In this section, we will introduce key concepts and tools to help you understand how FS data works and how to use it to build your own data in FS.

Concepts:

  • federatedscope.core.data.ClientData

    • ClientData is a subclass of dict. In federated learning, each client (server) owns a ClientData for training, validating, or testing. Thus, each ClientData has one or more of train, val, and test as keys, and DataLoader accordingly.

    • The DataLoader of each key is created by setup() method, which specifies the arguments of DataLoader, such as batch_size, shuffle of cfg.

      Example:

      # Instantiate client_data for each Client
      client_data = ClientData(DataLoader, 
                               cfg, 
                               train=train_data, 
                               val=None, 
                               test=test_data)
      # other_cfg with different batch size
      client_data.setup(other_cfg)
      print(client_data)
      
      >> {'train': DataLoader(train_data), 'test': DataLoader(test_data)}
      
  • federatedscope.core.data.StandaloneDataDict

    • StandaloneDataDict is a subclass of dict. As the name implies, StandaloneDataDict consists of all ClientData with client index as key (0, 1, 2, ...) in standalone mode. The key 0 is the data of the server for global evaluation or other usages.
    • The method preprocess() in StandaloneDataDict makes changes to inner ClientData when cfg changes, such as in global mode, we set cfg.federate.method == "global", and StandaloneDataDict will merge all ClientData to one client to perform global training.

Tools

  • federatedscope.core.data.BaseDataTranslator

    • BaseDataTranslator converts torch.utils.data.Dataset or dict of data split to StandaloneDataDict according to cfg. After translating, it can be directly passed to FedRunner to launch a FL course.

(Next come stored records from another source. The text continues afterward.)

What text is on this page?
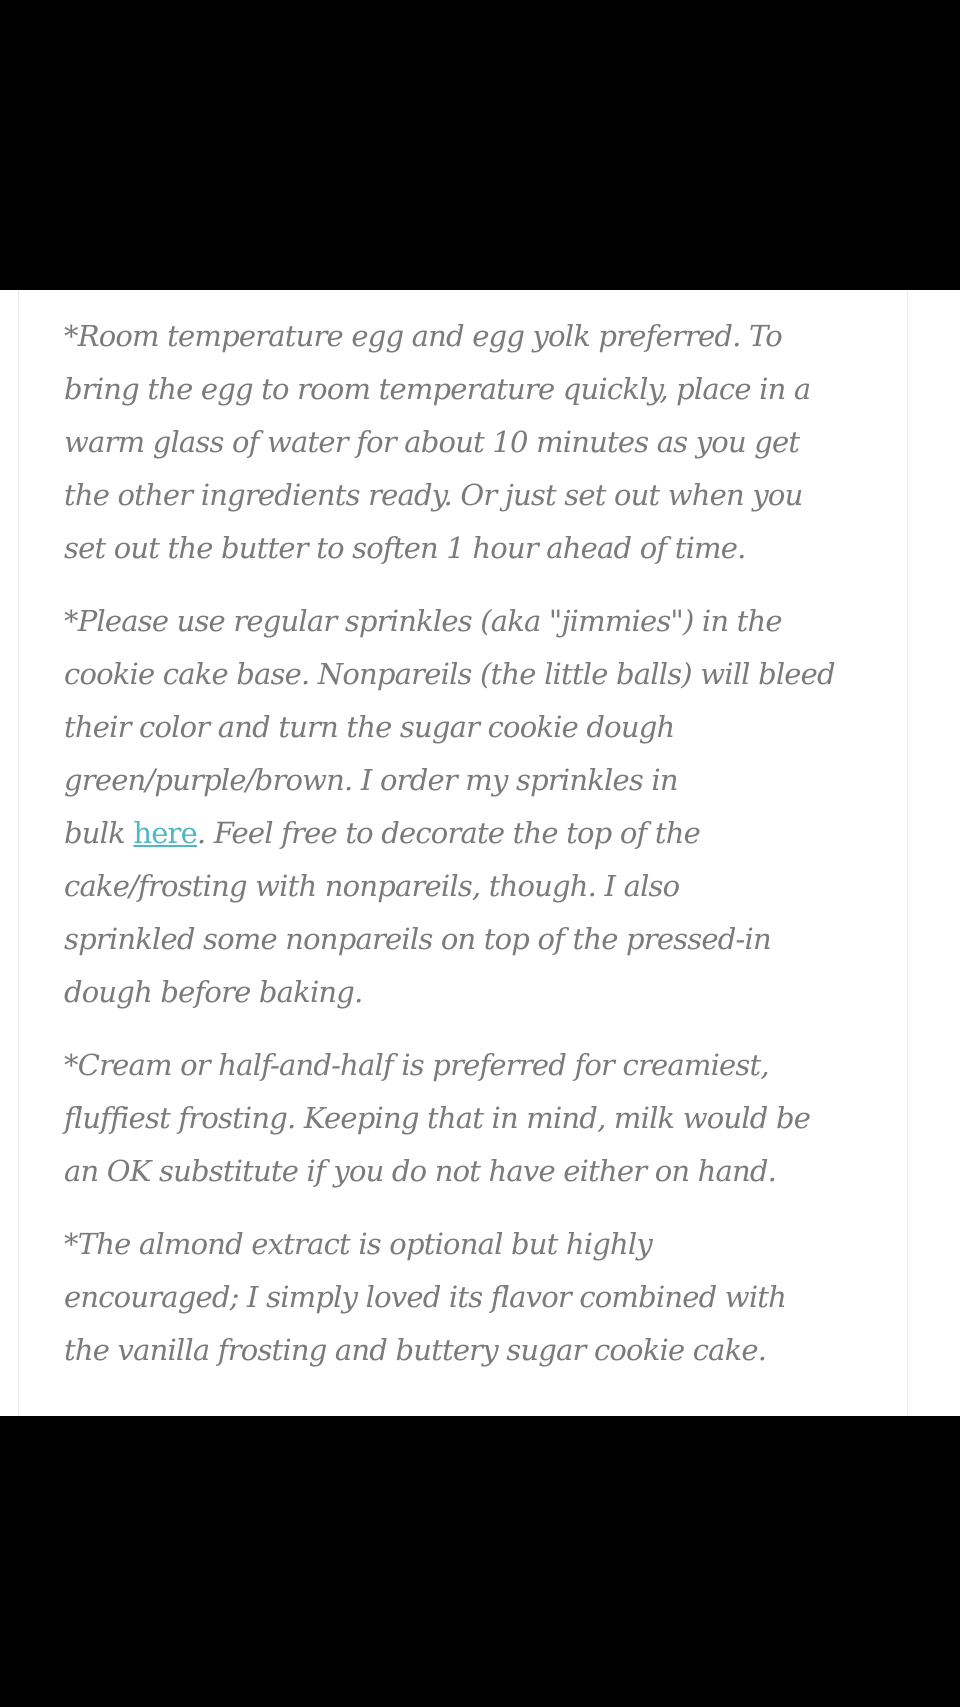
*Room temperature egg and egg yolk preferred. To
bring the egg to room temperature quickly, place in a
warm glass of water for about 10 minutes as you get
the other ingredients ready. Or just set out when you
set out the butter to soften 1 hour ahead of time.

*Please use regular sprinkles (aka "jimmies") in the
cookie cake base. Nonpareils (the little balls) will bleed
their color and turn the sugar cookie dough
green/purple/brown. I order my sprinkles in
bulk here. Feel free to decorate the top of the
cake/frosting with nonpareils, though. I also
sprinkled some nonpareils on top of the pressed-in
dough before baking.

*Cream or half-and-half is preferred for creamiest,
fluffiest frosting. Keeping that in mind, milk would be
an OK substitute if you do not have either on hand.

*The almond extract is optional but highly
encouraged; I simply loved its flavor combined with
the vanilla frosting and buttery sugar cookie cake.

    • BaseDataTranslator will split data to train, val, and test by cfg.data.splits (ML split). And using Splitter to split each data split to each client (FL split). In order to use BaseDataTranslator, cfg.data.splitter, cfg.federate.client_num, and other arguments of Splitter must be specified.

    Example:

    cfg.data.splitter = 'lda'
    cfg.federate.client_num = 5
    cfg.data.splitter_args = [{'alpha': 0.2}]
    
    translator = BaseDataTranslator(global_cfg, DataLoader)
    raw_data = CIFAR10()
    fs_data = translator(raw_data)
    
    runner = FedRunner(data=fs_data,
                       server_class=get_server_cls(cfg),
                       client_class=get_client_cls(cfg),
                       config=cfg.clone())
    
  • federatedscope.core.splitters

    • To generate simulated federation datasets, we provide splitter who are responsible for dispersing a given standalone dataset into multiple clients, with configurable statistical heterogeneity among them.

    We provide a look-up table for you to get started with our Splitter:

    cfg.data.splitter Domain Arguments
    LDA Generic alpha
    Louvain Graph (node-level) delta
    Random Graph (node-level) sampling_rate, overlapping_rate, drop_edge
    rel_type Graph (link-level) alpha
    Scaffold Molecular -
    Scaffold_lda Molecular alpha
    Rand_chunk Graph (graph-level) -